In February 1994, the school cancelled planned parent-teacher conferences and a day off of school to accommodate a visit by President Bill Clinton. Students were banned from parking at the school that day to accommodate the president's helicopter, Marine One, landing in the parking lot. The visit coincided with the Brady Bill becoming law.

== Athletics ==
Hillcrest competes in the South Suburban Conference (SSC) and is a member of the Illinois High School Association (IHSA), which governs most sports and competitive activities in the state. Teams are stylized as the Hawks.

The school sponsors interscholastic sports teams for both men and women in basketball, bowling, cross country, golf, tennis, track & field, and wrestling. Men may also compete in baseball, football, and lacrosse while women may compete in cheerleading, softball, and volleyball.
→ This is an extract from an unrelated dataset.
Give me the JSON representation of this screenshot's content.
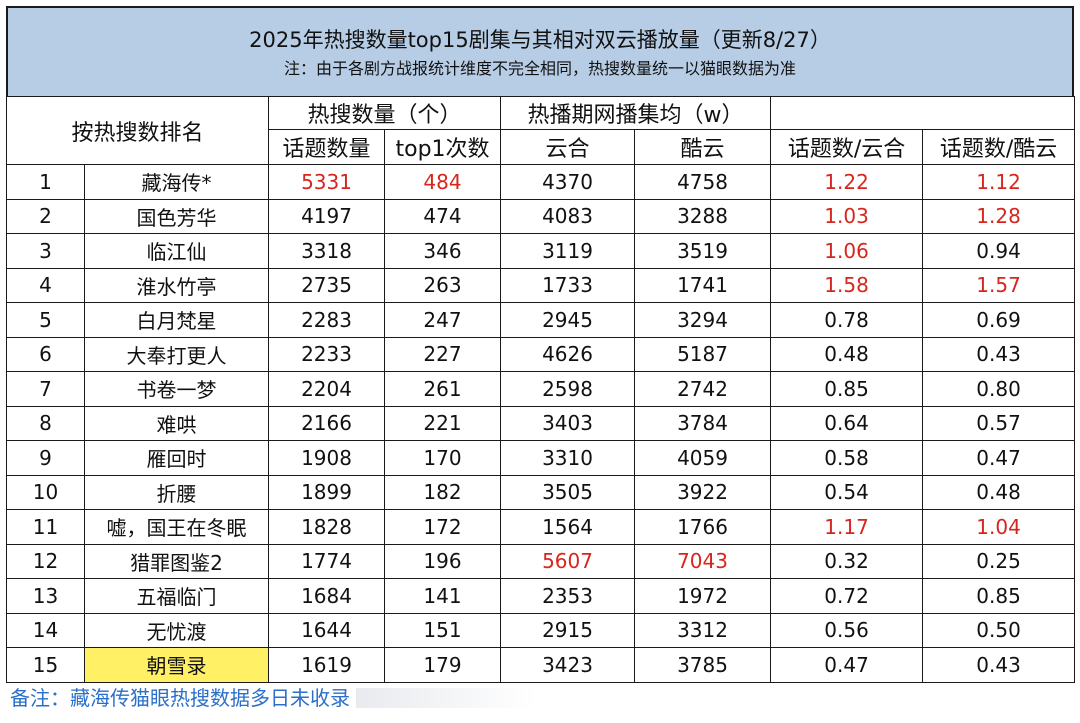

The following teams won or placed top 4 in their respective IHSA sponsored state championship tournament/meet:

- Basketball (Boys): State Champions (2009–10);
- Track (Boys): State Champions (2008–09, 2009–10)

==Notable alumni==
- Maurice Acker (2005), former college basketball player for the Marquette Golden Eagles.
- Maurice "Mobetta" Brown, jazz trumpeter, producer and composer. As a member of Tedeschi Trucks Band, he shared the 2011 Grammy for Best Blues Album (Revelator)
- Danny Clark, NFL linebacker, formerly playing for the New York Giants.
- Marquice Cole (2002), NFL cornerback, formerly playing for the New York Jets.
- Herb Coleman, former American football player
- Gary Dotson, convicted rapist whose conviction was overturned after his accuser recanted.
- Brady Dougan, CEO of Credit Suisse.
- Jalen Hughes, rapper known professionally as Thirteendegrees
- Bucky Irving (2021), NFL running back for the Tampa Bay Buccaneers
- Jerel McNeal (2005), former basketball player for the Marquette Golden Eagles.
- Corey McPherrin, television sports reporter.